Tecnica che è rito e dunque appartiene da subito alla dimensione del mito, dell'arte e della religiosità. Certo la tecnica implica il sentire di poter trasformare qualcosa secondo un progetto, ma nel medesimo tempo quello strumento stabilisce il progetto e trasforma pure il suo utilizzatore, che incomincia a vedere la natura in modo diverso, a entrare in un'altra natura, diversamente vissuta e diversamente sentita, con dei limiti che saranno definiti dalla tecnica, dal poter fare che essa manifesta.
La tecnica è la garanzia di un saper fare bene a mezzo di giuste prassi che si esercitano insieme e costruiscono così rapporti sociali, diventano linguaggi, perché il primo strumento tecnico è la parola e con le parole si pensa, senza poter dire se venga prima il pensiero o la parola, perché vengono probabilmente insieme, l'uno come strumento dell'altro.

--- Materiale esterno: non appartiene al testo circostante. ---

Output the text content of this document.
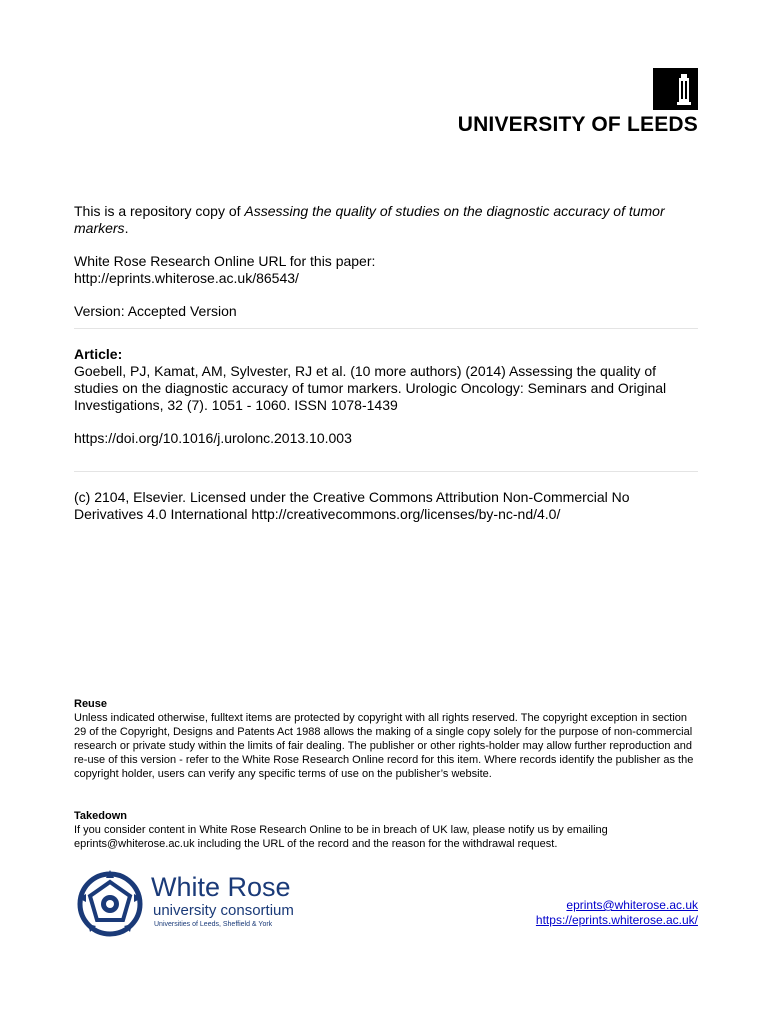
UNIVERSITY OF LEEDS

This is a repository copy of Assessing the quality of studies on the diagnostic accuracy of tumor markers.

White Rose Research Online URL for this paper:

http://eprints.whiterose.ac.uk/86543/

Version: Accepted Version

Article:

Goebell, PJ, Kamat, AM, Sylvester, RJ et al. (10 more authors) (2014) Assessing the quality of studies on the diagnostic accuracy of tumor markers. Urologic Oncology: Seminars and Original Investigations, 32 (7). 1051 - 1060. ISSN 1078-1439

https://doi.org/10.1016/j.urolonc.2013.10.003

(c) 2104, Elsevier. Licensed under the Creative Commons Attribution Non-Commercial No Derivatives 4.0 International http://creativecommons.org/licenses/by-nc-nd/4.0/

Reuse

Unless indicated otherwise, fulltext items are protected by copyright with all rights reserved. The copyright exception in section 29 of the Copyright, Designs and Patents Act 1988 allows the making of a single copy solely for the purpose of non-commercial research or private study within the limits of fair dealing. The publisher or other rights-holder may allow further reproduction and re-use of this version - refer to the White Rose Research Online record for this item. Where records identify the publisher as the copyright holder, users can verify any specific terms of use on the publisher’s website.

Takedown

If you consider content in White Rose Research Online to be in breach of UK law, please notify us by emailing eprints@whiterose.ac.uk including the URL of the record and the reason for the withdrawal request.

White Rose
university consortium
Universities of Leeds, Sheffield & York
eprints@whiterose.ac.uk
https://eprints.whiterose.ac.uk/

Il problema che oggi ci si presenta non è  nella tecnica in quanto tale, dimensione per eccellenza della fenomenologia umana, ma sta nel fatto che in questa dimensione umana l'umano si trovi alienato in quanto va scoprendosi sempre più inadeguato alle stesse protesi che si è dato e di cui finisce per sentirsi a sua volta protesi, senza riuscire a scorgere alcuna effettiva identità in cui soggetto e protesi stiano insieme, costituendo un individuo (non diviso). Non c'è più rito o mito che regga: la tecnica vola e l'uomo che la fa volare le resta attaccato come una zavorra che va sempre più frantumandosi e disperdendosi.